Dolphin fans have been conveniently ignoring the play with Xavien Howard beaten by 4 or 5 steps on a deep ball. That was a rightful touchdown if Allen simply put more air under the ball.
Bottom line, Allen needs to maximize his "good" possessions, like Tannehill did yesterday. Touchdowns, not field goals or frustrating stops in positive territory. Given the accuracy issues there simply will be fewer opportunities for Allen, similar to the NFL game with less possessions than in college. Allen is not going to convert those 3rd and 5 plays to begin a drive as dependably as other NFL quarterbacks.
In college football the lack of accuracy is not as critical because you have more possessions and the talent gap from program to program is wider. That's why many analysts try to kid themselves into believing completion percentage in college doesn't matter. They fail to fully recognize the situational variance, that once the quarterback is in the NFL he's dealing with several fewer possessions, and into tighter windows, and so forth.
Also, Josh Allen desperately needs better helpers. Notice the complete lack of that theme in this thread. It is not surprising at all. This forum is loaded with posters who want perfect receivers and perfect line play and perfect coaching for Ryan Tannehill, but like to pretend every other quarterback already owns that trifecta. From what I saw yesterday, Kelvin Benjamin doesn't belong in the league right now. He looked worse than Devonte Parker has ever looked. None of the Bills receivers were exactly scary, although Zay Jones has rebounded nicely from a shockingly poor rookie season.
McCoy is over the hill, although still dangerous in spots.
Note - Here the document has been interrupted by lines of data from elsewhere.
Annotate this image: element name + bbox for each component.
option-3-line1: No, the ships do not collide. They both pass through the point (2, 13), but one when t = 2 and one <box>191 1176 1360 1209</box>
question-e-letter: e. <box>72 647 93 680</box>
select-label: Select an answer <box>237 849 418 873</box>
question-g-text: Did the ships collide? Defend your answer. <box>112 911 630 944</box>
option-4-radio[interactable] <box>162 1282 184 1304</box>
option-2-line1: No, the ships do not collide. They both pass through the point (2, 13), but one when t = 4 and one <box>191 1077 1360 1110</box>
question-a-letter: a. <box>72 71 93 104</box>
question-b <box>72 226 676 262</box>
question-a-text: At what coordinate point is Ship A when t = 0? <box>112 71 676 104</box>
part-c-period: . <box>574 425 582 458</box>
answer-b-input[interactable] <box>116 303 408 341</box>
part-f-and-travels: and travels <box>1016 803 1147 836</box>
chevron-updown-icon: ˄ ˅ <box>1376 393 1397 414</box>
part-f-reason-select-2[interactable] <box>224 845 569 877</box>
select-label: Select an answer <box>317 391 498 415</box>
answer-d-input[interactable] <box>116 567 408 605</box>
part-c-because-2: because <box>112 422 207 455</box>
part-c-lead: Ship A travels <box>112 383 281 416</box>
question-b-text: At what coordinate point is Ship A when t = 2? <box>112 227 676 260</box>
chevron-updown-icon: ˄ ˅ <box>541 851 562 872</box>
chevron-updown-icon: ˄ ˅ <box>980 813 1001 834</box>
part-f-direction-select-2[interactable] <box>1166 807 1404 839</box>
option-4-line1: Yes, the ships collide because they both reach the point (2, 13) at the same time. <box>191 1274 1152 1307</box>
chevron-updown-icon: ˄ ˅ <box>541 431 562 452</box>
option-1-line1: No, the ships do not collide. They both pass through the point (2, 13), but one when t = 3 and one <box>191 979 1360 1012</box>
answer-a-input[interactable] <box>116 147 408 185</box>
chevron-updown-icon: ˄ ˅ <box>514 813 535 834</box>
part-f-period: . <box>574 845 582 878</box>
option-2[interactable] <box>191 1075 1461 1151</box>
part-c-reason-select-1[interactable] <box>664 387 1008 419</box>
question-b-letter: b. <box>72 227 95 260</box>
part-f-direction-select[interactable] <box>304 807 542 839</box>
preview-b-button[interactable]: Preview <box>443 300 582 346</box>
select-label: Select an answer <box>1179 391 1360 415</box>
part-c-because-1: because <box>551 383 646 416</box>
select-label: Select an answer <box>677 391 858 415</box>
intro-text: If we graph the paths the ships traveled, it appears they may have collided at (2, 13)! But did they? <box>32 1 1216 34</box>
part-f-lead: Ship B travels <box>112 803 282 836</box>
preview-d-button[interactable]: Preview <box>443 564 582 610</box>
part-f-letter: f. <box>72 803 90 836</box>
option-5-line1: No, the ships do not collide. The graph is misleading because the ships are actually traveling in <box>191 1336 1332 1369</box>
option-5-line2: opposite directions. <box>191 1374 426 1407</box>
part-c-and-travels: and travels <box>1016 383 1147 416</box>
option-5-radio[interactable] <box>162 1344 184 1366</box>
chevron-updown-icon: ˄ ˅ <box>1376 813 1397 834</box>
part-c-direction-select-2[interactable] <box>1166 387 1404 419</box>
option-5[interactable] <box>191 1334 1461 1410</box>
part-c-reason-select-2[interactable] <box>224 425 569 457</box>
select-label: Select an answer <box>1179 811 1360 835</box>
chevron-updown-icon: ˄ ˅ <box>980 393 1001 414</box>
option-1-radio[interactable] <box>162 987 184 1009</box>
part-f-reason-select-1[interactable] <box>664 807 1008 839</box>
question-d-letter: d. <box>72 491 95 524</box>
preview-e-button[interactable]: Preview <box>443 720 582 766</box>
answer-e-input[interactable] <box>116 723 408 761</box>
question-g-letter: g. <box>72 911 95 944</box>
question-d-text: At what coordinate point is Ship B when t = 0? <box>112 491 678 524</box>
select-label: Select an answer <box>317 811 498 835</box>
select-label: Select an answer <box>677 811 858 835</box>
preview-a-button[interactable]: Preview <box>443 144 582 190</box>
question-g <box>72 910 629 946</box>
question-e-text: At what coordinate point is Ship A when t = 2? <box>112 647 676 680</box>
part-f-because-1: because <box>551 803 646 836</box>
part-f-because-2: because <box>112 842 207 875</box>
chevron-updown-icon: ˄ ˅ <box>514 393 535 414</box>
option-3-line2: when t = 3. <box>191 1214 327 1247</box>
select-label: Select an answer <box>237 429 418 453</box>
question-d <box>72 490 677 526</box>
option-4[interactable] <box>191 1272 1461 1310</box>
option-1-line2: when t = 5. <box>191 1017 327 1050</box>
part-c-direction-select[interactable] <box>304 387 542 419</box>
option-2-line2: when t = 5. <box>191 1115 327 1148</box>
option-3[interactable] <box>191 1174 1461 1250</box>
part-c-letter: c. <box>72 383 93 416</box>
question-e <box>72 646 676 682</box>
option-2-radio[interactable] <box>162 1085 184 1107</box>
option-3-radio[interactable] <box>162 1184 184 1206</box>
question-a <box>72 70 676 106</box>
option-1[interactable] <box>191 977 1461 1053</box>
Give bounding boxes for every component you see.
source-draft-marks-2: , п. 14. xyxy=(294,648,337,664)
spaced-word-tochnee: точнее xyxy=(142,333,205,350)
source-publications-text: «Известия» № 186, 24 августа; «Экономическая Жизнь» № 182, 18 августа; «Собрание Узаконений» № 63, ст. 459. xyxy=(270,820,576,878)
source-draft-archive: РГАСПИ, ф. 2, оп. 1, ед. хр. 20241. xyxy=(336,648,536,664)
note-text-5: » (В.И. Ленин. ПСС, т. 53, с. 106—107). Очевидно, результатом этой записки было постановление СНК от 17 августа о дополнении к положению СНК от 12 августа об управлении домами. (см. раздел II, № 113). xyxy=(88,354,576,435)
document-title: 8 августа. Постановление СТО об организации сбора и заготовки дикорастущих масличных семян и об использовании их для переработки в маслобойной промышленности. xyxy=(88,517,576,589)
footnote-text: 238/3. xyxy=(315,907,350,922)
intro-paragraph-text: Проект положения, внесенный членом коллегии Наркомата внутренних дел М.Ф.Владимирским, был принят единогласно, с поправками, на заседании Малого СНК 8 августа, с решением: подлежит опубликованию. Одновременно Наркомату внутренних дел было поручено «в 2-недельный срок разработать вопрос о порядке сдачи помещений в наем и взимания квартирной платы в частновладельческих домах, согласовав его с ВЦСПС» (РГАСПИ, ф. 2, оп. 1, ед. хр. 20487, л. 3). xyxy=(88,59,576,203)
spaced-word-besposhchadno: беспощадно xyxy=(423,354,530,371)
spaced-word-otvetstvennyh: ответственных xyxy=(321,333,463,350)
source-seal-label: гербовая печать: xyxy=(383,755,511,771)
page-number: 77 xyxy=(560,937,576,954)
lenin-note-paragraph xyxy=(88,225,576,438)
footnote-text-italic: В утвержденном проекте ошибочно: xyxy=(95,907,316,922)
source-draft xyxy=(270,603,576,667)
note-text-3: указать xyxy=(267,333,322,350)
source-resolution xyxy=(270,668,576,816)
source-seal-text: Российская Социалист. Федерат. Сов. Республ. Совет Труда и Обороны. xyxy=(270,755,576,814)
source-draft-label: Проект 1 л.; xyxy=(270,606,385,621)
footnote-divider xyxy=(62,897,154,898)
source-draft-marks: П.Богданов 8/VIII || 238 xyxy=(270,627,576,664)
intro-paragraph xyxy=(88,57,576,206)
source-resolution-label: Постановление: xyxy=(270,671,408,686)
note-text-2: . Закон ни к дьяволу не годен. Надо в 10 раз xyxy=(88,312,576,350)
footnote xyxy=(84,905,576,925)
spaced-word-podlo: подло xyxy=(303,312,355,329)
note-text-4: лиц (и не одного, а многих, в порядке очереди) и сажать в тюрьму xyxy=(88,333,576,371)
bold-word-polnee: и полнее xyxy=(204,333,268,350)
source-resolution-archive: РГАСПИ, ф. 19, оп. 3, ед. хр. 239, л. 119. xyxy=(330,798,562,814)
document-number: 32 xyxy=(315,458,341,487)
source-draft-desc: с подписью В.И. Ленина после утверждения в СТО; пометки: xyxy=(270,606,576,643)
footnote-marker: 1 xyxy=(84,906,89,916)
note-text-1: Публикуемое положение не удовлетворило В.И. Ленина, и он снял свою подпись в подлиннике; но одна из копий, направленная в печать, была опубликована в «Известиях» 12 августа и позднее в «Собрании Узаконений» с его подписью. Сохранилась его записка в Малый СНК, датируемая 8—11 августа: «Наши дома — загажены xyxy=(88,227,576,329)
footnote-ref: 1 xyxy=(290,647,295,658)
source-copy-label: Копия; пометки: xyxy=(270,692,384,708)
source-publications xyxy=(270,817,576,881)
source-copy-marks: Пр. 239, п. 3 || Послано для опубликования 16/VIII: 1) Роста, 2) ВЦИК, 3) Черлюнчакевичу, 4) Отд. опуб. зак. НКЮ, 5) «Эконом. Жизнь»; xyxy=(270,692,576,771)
Charles Clay has regressed. He never was the prototype tight end anyway. Dolphins don't draft prototype tight ends. But Clay has lost the nifty H-back type burst and agility he once owned.
I guarantee the Bills offensive line is ridiculed on Buffalo forums. That is a given around the league, even if Dolphin fans don't want to acknowledge that.
Your coach and whoever is guiding him from the booth make some bizarre choices with the red flag. It isn't fatal in the first half but that attempt yesterday on the Tannehill sack may have been the worst I have ever seen. I was surprised there was any delay at all from the official, that Hoculi son. In a proper world there would have been no hesitation at all, as in, "Buffalo is challenging the ruling that the ball was outside the goal line. The call is confirmed. Buffalo is charged with its first time out."